Un peu de rose en ce 11 septembre ne peut faire de mal, n'est-ce pas? Entre les commémorations des attentats du 11 Septembre 2001 et l'oubli assourdissant d'un 11 Septembre 1973 chilien, la couleur rose fait triste mine à travers le monde. Le bonheur est une nécessaire quête afin de trouver équilibre et harmonie dans notre vie.

lundi 10 septembre 2007

Vacances à la mer


Voici un livre qui fleure bon les vacances iodées et le cinéma de Rohmer. Par petites touches légères, presque insignifiantes, Jean-Philippe Blondel dresse un portrait satirique des vacanciers de bord de mer.
Quatre lieux de villégiature marine, quatre côtes françaises: Capbreton, Hyères, Perros-Guirec et Arromanches...les bains de mer d'une classe sociale qui fut aisée et qui conserve ses habitudes marines. Le lecteur se promène le long des promenades des villes balnéaires et vient fouler le sable chaud de l'été. Des étés qui s'étirent à l'infini dans le brouhaha des baigneurs, du ressac de la mer et du Club Mickey! Il imagine les parties de beach-volley, les séances d'étalement de crèmes solaires, dont il sent le parfum doucement écoeurant.
Les personnages se croisent, se perdent de vue pour se retrouver parfois sans le savoir des années plus tard. De 1972, sur les côtes landaises de Capbreton, à 2002, en Normandie, les héros passent de l'enfance à l'âge adulte pour arriver à l'âge mûr: du sépia des clichés imaginés aux couleurs du numérique.
Les destins les plus tragiques côtoient les vies les plus anodines: la perte d'un enfant mettant la mère sur les routes interminables des rencontres du hasard, une frustration affective amenant au viol et au meutre d'une adolescente quelques années plus tard, une enfance solitaire entre une mère désabusée et un père adepte de la « beauf attitude » s'épanouissant en un « coming out » retentissant. On voit passer un fils d'ouvrier qui a réussi en achetant et vendant des entreprises et qui après avoir été renié par ses parents se retrouve en prison pour quelques entourloupes bancaires. On assiste à la naissance d'un écrivain promis au succès: un jeune homme solitaire, accroché à ses parents et diablement agaçant, auteur d'un roman semblant être écrit par un homme mûr. Les échos de la chute du mur de Berlin viennent jusque sur la plage de Perros-Guirec où une jeune femme est allemande fera connaître les joies de l'hétérosexualité à un homosexuel patenté.
Une partie de ce petit monde se retrouvera à Arromanches, dans une pension de famille qui verra une vérité se révéler, un deus ex machina qui donne une note finale bien sympathique à ce récit doux-amer des bains de mer d'antan.
Les documents joints sont le petit plus qui relie les fils tissés de l'histoire entre eux: la boucle est bouclée, les destins scellés et les vies entrevues ont moins de mystère.
Le lecteur est là, invisible mais participant activement aux récits qui se suivent et s'enchevêtrent: il suit les personnages, leurs empreintes qui existent après leur passage. Leurs envies, leurs rêves, leurs bonheurs sont si réels, si vrais, que l'on a l'impression de les posséder, de les vivre. On imagine très bien ces tranches de vie filmées par Rohmer: le temps passe lentement, doucement sous-entendant des heurts, des chaos intimes et des douleurs indicibles. Le tout sur fond de bruissement des vagues sur les coquillages ou les galets et de criaillements rauques des mouettes et des goëlans.
Une écriture agréable, petite madeleine proustienne parfois, percutante et tendre à la fois. On se laisse avec plaisir embarquer dans le sillage du temps des bains de mer, rites immuables des étés de l'enfance et de l'adolescence.

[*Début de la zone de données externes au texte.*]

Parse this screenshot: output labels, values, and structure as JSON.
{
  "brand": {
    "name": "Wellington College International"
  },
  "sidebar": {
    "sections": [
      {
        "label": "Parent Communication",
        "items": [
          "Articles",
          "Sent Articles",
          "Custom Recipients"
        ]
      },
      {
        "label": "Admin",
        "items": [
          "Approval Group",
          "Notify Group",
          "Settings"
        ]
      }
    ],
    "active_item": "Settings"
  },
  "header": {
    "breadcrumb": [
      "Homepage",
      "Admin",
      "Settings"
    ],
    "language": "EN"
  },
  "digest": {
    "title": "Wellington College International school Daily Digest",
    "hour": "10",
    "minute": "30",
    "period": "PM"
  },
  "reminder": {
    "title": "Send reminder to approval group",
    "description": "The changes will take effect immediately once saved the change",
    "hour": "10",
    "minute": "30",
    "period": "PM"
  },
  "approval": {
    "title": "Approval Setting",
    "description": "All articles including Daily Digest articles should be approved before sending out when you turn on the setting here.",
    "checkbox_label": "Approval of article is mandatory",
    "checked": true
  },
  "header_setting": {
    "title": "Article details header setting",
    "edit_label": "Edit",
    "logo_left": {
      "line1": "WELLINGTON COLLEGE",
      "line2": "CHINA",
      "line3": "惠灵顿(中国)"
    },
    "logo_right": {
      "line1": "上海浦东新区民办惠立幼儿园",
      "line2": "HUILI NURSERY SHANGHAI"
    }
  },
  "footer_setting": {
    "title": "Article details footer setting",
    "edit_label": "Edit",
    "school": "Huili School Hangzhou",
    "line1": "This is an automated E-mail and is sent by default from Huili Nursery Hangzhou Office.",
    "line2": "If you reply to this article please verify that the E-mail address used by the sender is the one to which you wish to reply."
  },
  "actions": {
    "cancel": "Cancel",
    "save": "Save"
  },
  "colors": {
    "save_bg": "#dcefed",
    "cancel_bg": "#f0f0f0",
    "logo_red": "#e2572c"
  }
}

Je tiens à remercier Sophie qui en me prêtant ce livre m'a permis de découvrir un auteur de talent aux belles histoires.


Caro[line] , Val , elfique , sachaguitry , le biblioblog , amandine , Florinette Emeraude (qui n'a pas aimé) entre autres, l'ont lu et apprécié.


Ce livre a été lu dans le cadre du Cercle des Parfumés


jeudi 6 septembre 2007

Week-end festif

Quelques jours de silence....nous partons demain, en fin d'après-midi, en région parisienne pour assister samedi à un mariage algéro-marocain. Des couleurs, de belles robes et une fête animée en perspective!!!



Une déchirure

Un jour, Bobby, le petit garçon de la famille, apprend que ses parents et lui vont partir vivre loin de la ferme familiale et des grands-parents. Son grand-père a un secret à lui confier lorsqu'il reviendra le voir...
Le roman est très court, une cinquantaine de pages, mais d'une intensité extraordinaire. J'ai retrouvé le parfum des nostalgies de l'enfance évoqué dans "Un souvenir de Noël". Ces souvenirs empreints de regrets inavoués mais qui dégagent un parfum suret un tantinet désagréable.

L'amour, l'attachement à la terre sont très présents dans "Un été indien": les descriptions des arpents cultivés avec soin et amour, la rivière où Bobby aime s'isoler ou s'asseoir tout simplement en compagnie de son grand-père. La terre du Sud est une maîtresse que l'on n'oublie pas: elle vous accompagne à chaque instant, à chaque pas que vous accomplissez.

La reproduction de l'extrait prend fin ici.